Gartentage auf Schloss Hof. Jedes Jahr ein Pflichttermin. Wie auch auf der Heimfahrt der Besuch der Schlosstaverne in Rohrau. Dem Geburtsort Joseph Haydns.
Viele Jahre sind wir mit interessiertem Blick daran vorbeigefahren, weil das Schloss etwas unglücklich in einer langgezogenen Kurve liegt und man sich einfach 'trauen' muss, über die (Zug)Brücke auf den Schlosshof zu fahren.

Das Karree des Schlosshofes umfasst ein Schlossmuseum (Graf Harrach'sche Familiensammlung), ein neu renoviertes Ballhaus für Hochzeiten, Konzerte, Seminare etc. (der Clarissasaal bietet Platz für ca. 140 Personen), Privaträume, sowie die Schlosstaverne, das sogenannte Kuruczen G’wölb mit ausreichend Parkplätzen unter zwei mächtigen Trauerweiden.

Das Gewölbe wird über ein paar Stufen betreten, das Ambiente ist das eines guten alten Wirtshaus, gestaltet mit viel Holz (Theke, Tische, Bestuhlung, Vitrinen) und mit vielen 'Dingen', Gemälden und Werkzeugen aus alter Zeit an der Wand. Man sitzt fast auf Kellerniveau, und die Fenster haben sehr tiefe Leibungen. Es gibt eine Durchreiche aus Holz direkt aus der Küche in die Gaststube.
Der direkt vor dem Lokaleingang gelegene Gastgarten ist mein liebster Platz. Eingefasst mit einer Thujen Hecke, in Zinnenform getrimmt, finden ca. 30 Personen auf modernen Gartenstühlen Platz. Der gesamte Platz ist gekiest.
Daran anschließend, durch schöne Flügeltüren erreichbar ist der Gang zu den Sanitärräumen (Stufen) und dem zweiten Gastgarten, für wieder ca. 30 Personen. Dieser ist etwas uriger, hat ältere Bestuhlung, man sitzt allerdings unter altem Baumbestand.
Aufgrund der alten Substanz ist die Schlosstaverne leider nicht behindertengerecht.

Die Speisekarte bietet traditionelle österreichische und internationale Küche, sowie saisonale Schmankerln (Bärlauch, Spargel, Schwammerl, Kürbis, Wild) aus der Region auf der Monatskarte.

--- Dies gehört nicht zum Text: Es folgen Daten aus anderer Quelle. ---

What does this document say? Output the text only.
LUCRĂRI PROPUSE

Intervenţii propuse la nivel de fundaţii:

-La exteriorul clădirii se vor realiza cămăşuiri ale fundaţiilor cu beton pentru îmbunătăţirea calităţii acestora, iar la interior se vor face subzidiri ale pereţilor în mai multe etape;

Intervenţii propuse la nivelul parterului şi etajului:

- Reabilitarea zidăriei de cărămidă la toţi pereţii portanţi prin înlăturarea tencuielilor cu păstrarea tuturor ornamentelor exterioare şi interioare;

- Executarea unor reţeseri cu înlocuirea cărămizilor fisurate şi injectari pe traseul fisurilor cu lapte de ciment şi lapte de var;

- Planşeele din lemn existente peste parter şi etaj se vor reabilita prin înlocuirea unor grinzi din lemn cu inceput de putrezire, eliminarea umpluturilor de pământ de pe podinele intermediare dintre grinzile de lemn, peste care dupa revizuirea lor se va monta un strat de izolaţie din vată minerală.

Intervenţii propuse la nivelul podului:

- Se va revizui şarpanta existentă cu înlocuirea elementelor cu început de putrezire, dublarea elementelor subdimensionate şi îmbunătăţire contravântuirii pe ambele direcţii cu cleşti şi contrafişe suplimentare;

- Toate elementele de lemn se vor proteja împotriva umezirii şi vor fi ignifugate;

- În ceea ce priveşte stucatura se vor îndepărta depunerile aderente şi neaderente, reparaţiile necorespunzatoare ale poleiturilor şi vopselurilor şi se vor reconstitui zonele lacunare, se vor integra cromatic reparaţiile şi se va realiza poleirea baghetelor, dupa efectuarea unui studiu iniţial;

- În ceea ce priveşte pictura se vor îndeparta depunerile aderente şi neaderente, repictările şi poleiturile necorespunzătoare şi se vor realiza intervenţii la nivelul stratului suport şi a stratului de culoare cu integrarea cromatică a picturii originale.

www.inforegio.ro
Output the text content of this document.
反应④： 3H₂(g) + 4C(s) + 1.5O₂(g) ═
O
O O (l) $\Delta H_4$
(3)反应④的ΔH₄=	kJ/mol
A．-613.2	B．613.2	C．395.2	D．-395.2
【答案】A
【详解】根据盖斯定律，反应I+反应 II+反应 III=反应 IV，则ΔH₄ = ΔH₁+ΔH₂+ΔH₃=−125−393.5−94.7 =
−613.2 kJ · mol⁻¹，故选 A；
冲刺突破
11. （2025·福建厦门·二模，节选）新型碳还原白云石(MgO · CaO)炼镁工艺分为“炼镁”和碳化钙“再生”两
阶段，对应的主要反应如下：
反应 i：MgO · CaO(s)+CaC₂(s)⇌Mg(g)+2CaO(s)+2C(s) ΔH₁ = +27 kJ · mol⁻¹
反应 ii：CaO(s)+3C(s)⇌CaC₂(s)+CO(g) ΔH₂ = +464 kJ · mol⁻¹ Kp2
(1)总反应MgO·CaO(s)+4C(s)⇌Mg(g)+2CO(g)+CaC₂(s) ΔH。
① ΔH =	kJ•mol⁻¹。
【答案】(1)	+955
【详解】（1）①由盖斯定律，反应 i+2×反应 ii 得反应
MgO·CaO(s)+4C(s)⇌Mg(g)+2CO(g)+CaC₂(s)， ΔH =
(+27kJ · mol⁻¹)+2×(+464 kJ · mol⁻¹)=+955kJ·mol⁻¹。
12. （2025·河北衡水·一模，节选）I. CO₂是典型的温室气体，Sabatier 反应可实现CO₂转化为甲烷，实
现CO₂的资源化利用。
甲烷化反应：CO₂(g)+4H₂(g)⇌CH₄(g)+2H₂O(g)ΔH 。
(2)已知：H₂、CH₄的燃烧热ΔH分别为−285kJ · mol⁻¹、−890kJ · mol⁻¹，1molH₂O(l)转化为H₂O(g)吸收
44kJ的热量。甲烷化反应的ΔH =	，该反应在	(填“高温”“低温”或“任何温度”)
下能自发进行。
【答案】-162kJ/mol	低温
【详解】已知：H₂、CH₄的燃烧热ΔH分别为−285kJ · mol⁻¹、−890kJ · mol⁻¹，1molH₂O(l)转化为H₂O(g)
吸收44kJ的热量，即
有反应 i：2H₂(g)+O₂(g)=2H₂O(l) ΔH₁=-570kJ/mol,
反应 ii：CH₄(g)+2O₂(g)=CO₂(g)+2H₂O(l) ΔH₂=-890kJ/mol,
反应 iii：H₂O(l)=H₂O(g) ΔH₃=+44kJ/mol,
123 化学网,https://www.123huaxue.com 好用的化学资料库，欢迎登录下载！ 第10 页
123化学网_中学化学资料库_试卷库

Wir starten mit Rindsuppe, einmal mit Bärlauchfritatten und einmal mit Leberknödel (EUR 2,80). Sehr gehaltvolle dunkle Suppe, der Leberknödel fest und sehr gut abgeschmeckt, die Fritatten mit etwas wenig Bärlauch und Würze, bestreut mit Schnittlauch und Petersilie.

Die Kellner sind meist aus dem benachbarten Ausland, immer sehr freundlich, und schauen regelmäßig nach den beiden Gastgärten. Ohne lange Wartezeit ist immer jemand ansprechbar.

Von der Saisonkarte wählen wir das Schweinsfilet gegrillt auf Sauce Hollandaise mit Spargel und Bärlauchspätzle (EUR 16,80). Das Fleisch ist von bester Qualität, sehr sparsam gewürzt, aber perfekt gegrillt. Das Highlight am Teller. Der Spargel hat wenig Geschmack (ist das heuer grundsätzlich so ?), eines der drei Stücke fast ein bissl holzig am Ende. Die Sauce ist fein in der Konsistenz, aber quasi geschmacklos. Aber geschmacklosesten sind allerdings die mit einer Form gestürzten Bärlauchspätzle. Sie sind zwar grün, haben aber weder Bärlauchgeschmack, noch Salz gesehen. Schade, da macht sich jemand Mühe, Spätzle selbst zu machen und vergeigt es dennoch.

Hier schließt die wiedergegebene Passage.